Tuesday, August 3, 2010
A trap in the QGD, Baltic Defense
The Baltic Defense to the Queen's Gambit Declined (1.d4 d5 2.c4 Bf5) is very sharp. It is frequently seen on the Internet, in my experience mostly from people who don't know what they're doing. The theoretically critical move is 3.Qb3!?, aiming to exploit the bishop's absence from the queenside, and threatening both 4.Qxb7 and 4.cxd5. The only good response is the startling 3...e5!, leading to wild play. White often wins two or three pawns while Black gets a big lead in development. One line that White should emphatically avoid is 4.cxd5 exd4 5.Nf3 Bc5 6.Nxd4? Bxd4 7.Qa4+ Nc6! 8.dxc6 b5! 9.Qxb5 Ne7 with a huge lead in development for just one pawn, as Ward-Rausis, 1992 (0-1, 17!). Better is 6.Qc4 Nd7 7.Nxd4 Qh4 8.e3 Bxd4 9.Qxd4 Qxd4 10.exd4 Ngf6 11.Nc3 Nb6 112,d6 cxd6 1/2-1/2, Hracek-Bagirov, Brno 1991. I recommend instead 4.Qxb7 Nd7 5.dxe5!, which has scored well for White, for example 5...Nxe5 6.Qxd5 Bd6 7.Nc3 Nf6 8.Qd1 and White eventually exploited his material advantage in Koch-Haselhorst, Muenster open 1989.

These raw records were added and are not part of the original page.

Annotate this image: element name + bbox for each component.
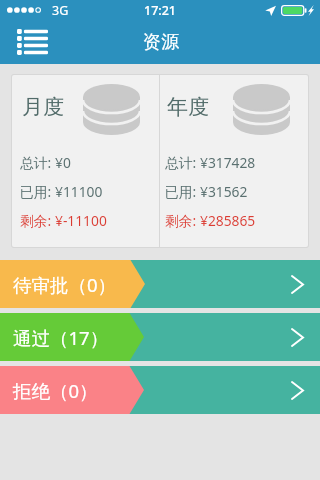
staticText: 已用:: [20, 182, 55, 201]
staticText: ¥285865: [200, 211, 256, 230]
button[interactable]: Menu: [12, 22, 53, 62]
staticText: 已用:: [165, 182, 200, 201]
staticText: 剩余:: [165, 211, 200, 230]
staticText: 剩余:: [20, 211, 55, 230]
button[interactable]: 拒绝（0）: [0, 366, 320, 414]
other: Open 拒绝（0）: [291, 381, 304, 400]
staticText: 通过（17）: [13, 325, 109, 350]
button[interactable]: 通过（17）: [0, 313, 320, 361]
staticText: 资源: [143, 31, 179, 54]
other: Open 通过（17）: [291, 328, 304, 347]
staticText: ¥317428: [200, 153, 256, 172]
staticText: 3G: [52, 2, 69, 19]
staticText: 月度: [22, 94, 64, 120]
staticText: ¥0: [55, 153, 71, 172]
staticText: 年度: [167, 94, 209, 120]
staticText: 总计:: [20, 153, 55, 172]
staticText: ¥31562: [200, 182, 248, 201]
staticText: 待审批（0）: [13, 272, 117, 297]
button[interactable]: 待审批（0）: [0, 260, 320, 308]
staticText: ¥11100: [55, 182, 103, 201]
staticText: 总计:: [165, 153, 200, 172]
staticText: 17:21: [144, 2, 177, 19]
staticText: ¥-11100: [55, 211, 107, 230]
staticText: 拒绝（0）: [13, 378, 98, 403]
other: Open 待审批（0）: [291, 275, 304, 294]
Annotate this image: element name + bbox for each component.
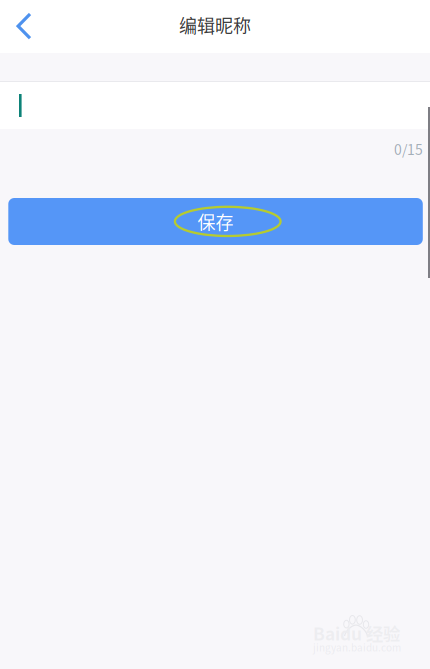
staticText: 0/15 (394, 139, 423, 159)
staticText: 编辑昵称 (179, 12, 251, 38)
button[interactable]: 保存 (8, 198, 423, 245)
staticText: jingyan.baidu.com (313, 640, 401, 654)
staticText: 保存 (198, 208, 234, 235)
button[interactable]: Back (0, 0, 48, 52)
staticText: Baidu 经验 (313, 620, 400, 646)
button[interactable]: Nickname (0, 82, 430, 129)
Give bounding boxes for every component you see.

Usually my Internet opponents haven't found 3...e5!, and instead have played something weak like (a) 3...Bxb1 4.Qxb7! Nd7 5.Rxb1 e5 6.Nf3! Rb8 7.Qxa7 e4 8.Nd2 e3 9.fxe3 Bb4 10.g3 Ngf6 11.Bh3! O-O (11...Ne4 12.Qa4!) 12.O-O Qe7 13.Nf3 and White successfully consolidated his material advantage in Skyva-Joukl, Czechoslovakia (ch) 1973; (b) 3...b6 4.cxd5 Bxb1 (4...Nf6 5.Nc3, followed by f3 and e4 if necessary, keeps the extra pawn) 5.Rxb1 Nf6 6.e4! Nxe4 7.Bb5+ Nd7 8.Nf3 f6 9.0-0 a6 10.Bc6 Ra7 11.Re1 Nd6 12.Bf4 g6 13.Qe3 Qc8 14.Nh4! Kd8 15.Bh6 1-0 Campos Vila-Miranda Llanes, Cuba 2009; (c) 3...dxc4? 4.Qxb7 Nd7 5.Nc3 e6 6.e4 Bg6 7.Bxc4 Nb6 8.Bb5+ Nd7 9.Bxd7+! Kxd7 10.Nf3 Be7 11.Ne5+ Ke8 12.Qc6+ Kf8 13.Nd7+ 1-0 Rhine-N.N., Internet blitz 2010; or (d) 3...Nc6? - see above game.